Asterisk denotes entries on real places.
Dutch
Irving first describes the village as one of “great antiquity,” founded by the original Dutch colonists who settled in New York. The village rests at the foot of the Catskill Mountains and seems to be a charming and quaint place. Its people are friendly and–except for the henpecked Rip–happy. When Rip escapes from his wife’s nagging, he plays with the children of the village and runs errands for all the goodwives. All the village dogs know him and greet him. The familiarity and friendliness of the village before Rip’s sleep is shown so that Irving can contrast it with Rip’s return from the mountain. When Rip returns from his long nap, children stare at him and mock him, and dogs bark at him.
Before Rip’s sleep, the village had a “busy, bustling, disputatious tone about it, instead of the accustomed phlegm and drowsy tranquillity.” Rip returns when an election is taking place, and villagers want to know for whom he is voting. The town’s former tranquillity has been usurped by the new politics. Rip eventually comes to grip with these changes, even if he does not quite understand them. He even takes his place as a patriarch of the village on the bench. He settles into place and his new role, much like the new country he encounters.

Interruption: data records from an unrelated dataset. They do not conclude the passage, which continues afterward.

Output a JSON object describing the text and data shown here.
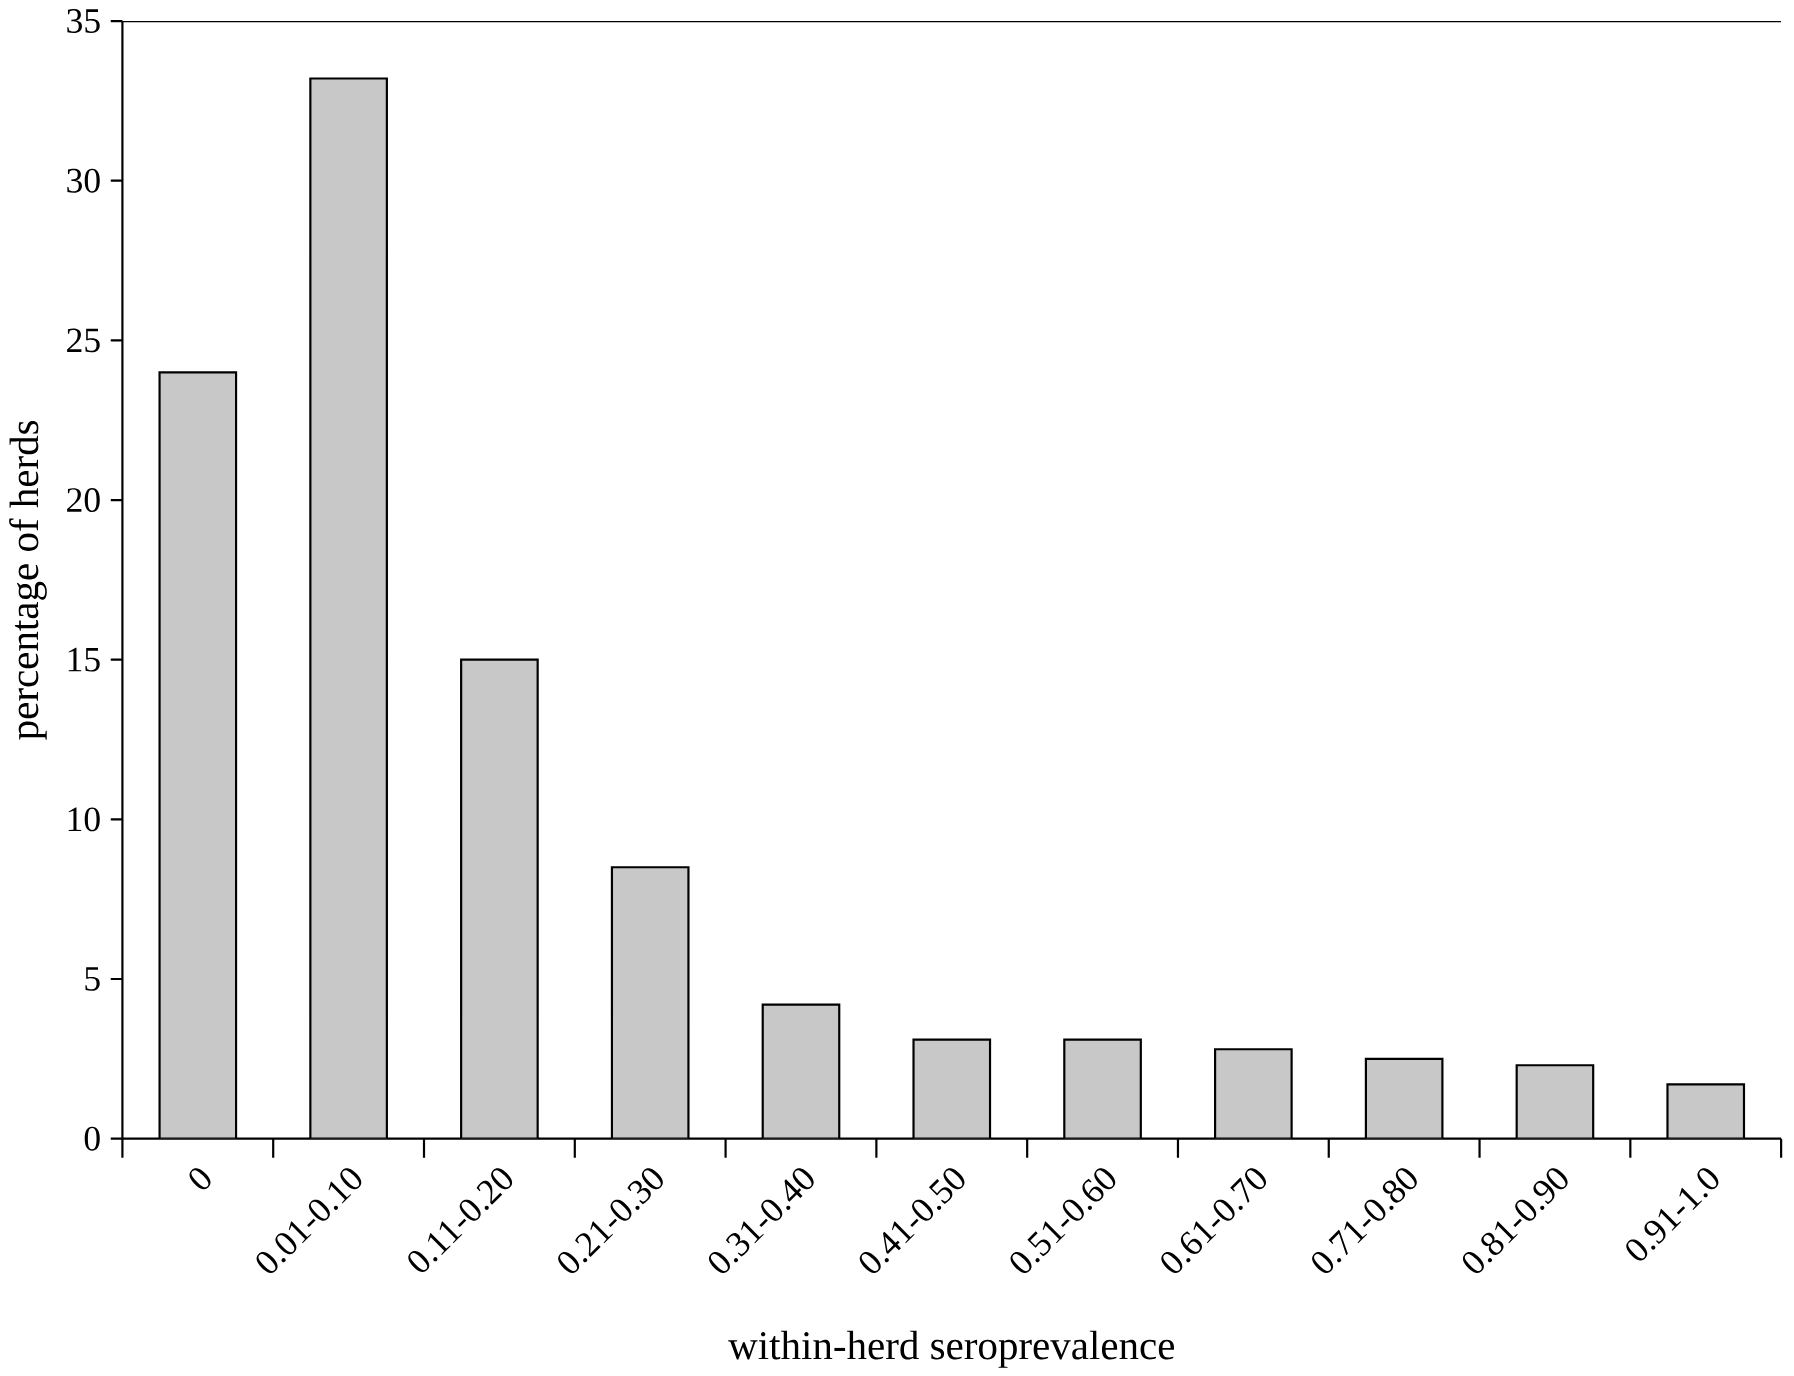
{
  "chart_data": {
    "type": "bar",
    "xlabel": "within-herd seroprevalence",
    "ylabel": "percentage of herds",
    "categories": [
      "0",
      "0.01-0.10",
      "0.11-0.20",
      "0.21-0.30",
      "0.31-0.40",
      "0.41-0.50",
      "0.51-0.60",
      "0.61-0.70",
      "0.71-0.80",
      "0.81-0.90",
      "0.91-1.0"
    ],
    "values": [
      24,
      33.2,
      15,
      8.5,
      4.2,
      3.1,
      3.1,
      2.8,
      2.5,
      2.3,
      1.7
    ],
    "color": "#c8c8c8",
    "ylim": [
      0,
      35
    ],
    "yticks": [
      0,
      5,
      10,
      15,
      20,
      25,
      30,
      35
    ]
  }
}
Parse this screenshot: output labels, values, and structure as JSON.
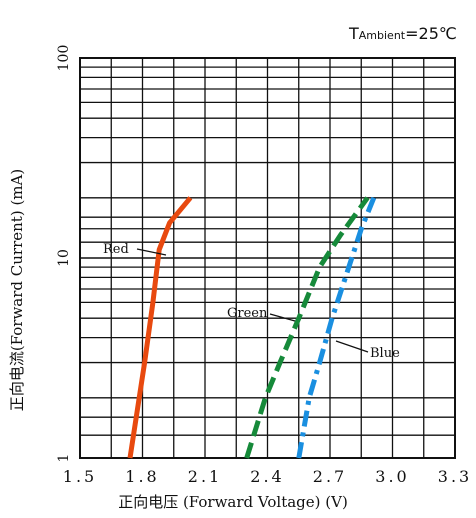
{
  "chart_data": {
    "type": "line",
    "annotation": {
      "prefix": "T",
      "subscript": "Ambient",
      "value": "=25℃"
    },
    "xlabel": "正向电压 (Forward Voltage) (V)",
    "ylabel": "正向电流(Forward Current) (mA)",
    "x_ticks": [
      1.5,
      1.8,
      2.1,
      2.4,
      2.7,
      3.0,
      3.3
    ],
    "x_tick_labels": [
      "1.5",
      "1.8",
      "2.1",
      "2.4",
      "2.7",
      "3.0",
      "3.3"
    ],
    "xlim": [
      1.5,
      3.3
    ],
    "y_scale": "log",
    "ylim": [
      1,
      100
    ],
    "y_tick_labels": [
      "1",
      "10",
      "100"
    ],
    "grid": true,
    "series": [
      {
        "name": "Red",
        "color": "#e8490f",
        "style": "solid",
        "points": [
          [
            1.74,
            1
          ],
          [
            1.81,
            3
          ],
          [
            1.85,
            6
          ],
          [
            1.88,
            11
          ],
          [
            1.93,
            15
          ],
          [
            2.03,
            20
          ]
        ]
      },
      {
        "name": "Green",
        "color": "#168a3a",
        "style": "dashed",
        "points": [
          [
            2.3,
            1
          ],
          [
            2.39,
            2
          ],
          [
            2.46,
            3
          ],
          [
            2.55,
            5
          ],
          [
            2.65,
            9
          ],
          [
            2.75,
            13
          ],
          [
            2.88,
            20
          ]
        ]
      },
      {
        "name": "Blue",
        "color": "#1a8fe0",
        "style": "dashdot",
        "points": [
          [
            2.55,
            1
          ],
          [
            2.6,
            2
          ],
          [
            2.65,
            3
          ],
          [
            2.71,
            5
          ],
          [
            2.79,
            9
          ],
          [
            2.85,
            14
          ],
          [
            2.91,
            20
          ]
        ]
      }
    ]
  }
}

Village inn. Besides moving the plot along, the changes in the village after Rip’s sleep also provide a pointed look at the changes in the new republic. Before Rip’s twenty year absence, the center of town was an old inn sporting a portrait of England’s King George III. On a bench in front of the inn, the elders and idle of the village would gather and discuss events. The innkeeper, Nicholas Vedder, presided over the gatherings and let his feelings on the discussions be known by how he smoked his pipe. Outside the inn stood a great tree that shaded the building. When Rip returns, the inn has changed, and definitely for the worse. Its great tree is gone, replaced by “a tall naked pole” from which hangs a strange flag. The old inn itself has been replaced by a “large rickety wooded building . . . with great gaping windows, some of them broken and mended with old hats and petticoats.” It is no longer the old country inn, but the Union Hotel. King George’s portrait has been painted over with one of George Washington.
*Kaatskill (Catskill) Mountains. New York range bordering the village. From the beginning of the story, Irving describes the beauty of the mountains and gives them a magical air as he describes them as “fairy mountains.” Rip goes up on a mountain to hunt and avoid his nagging wife. The mountain is also the home of the somber Henrik Hudson and his men who play at ninepins. In a hidden amphitheater, the strange little men drink wine and play their game. Rip also helps himself to the wine which leads to his twenty-year sleep. He awakens outside the amphitheater only to find the scenery changed. The use of the Catskills, a chain familiar to American readers of Irving’s time, helped to Americanize the German folktale.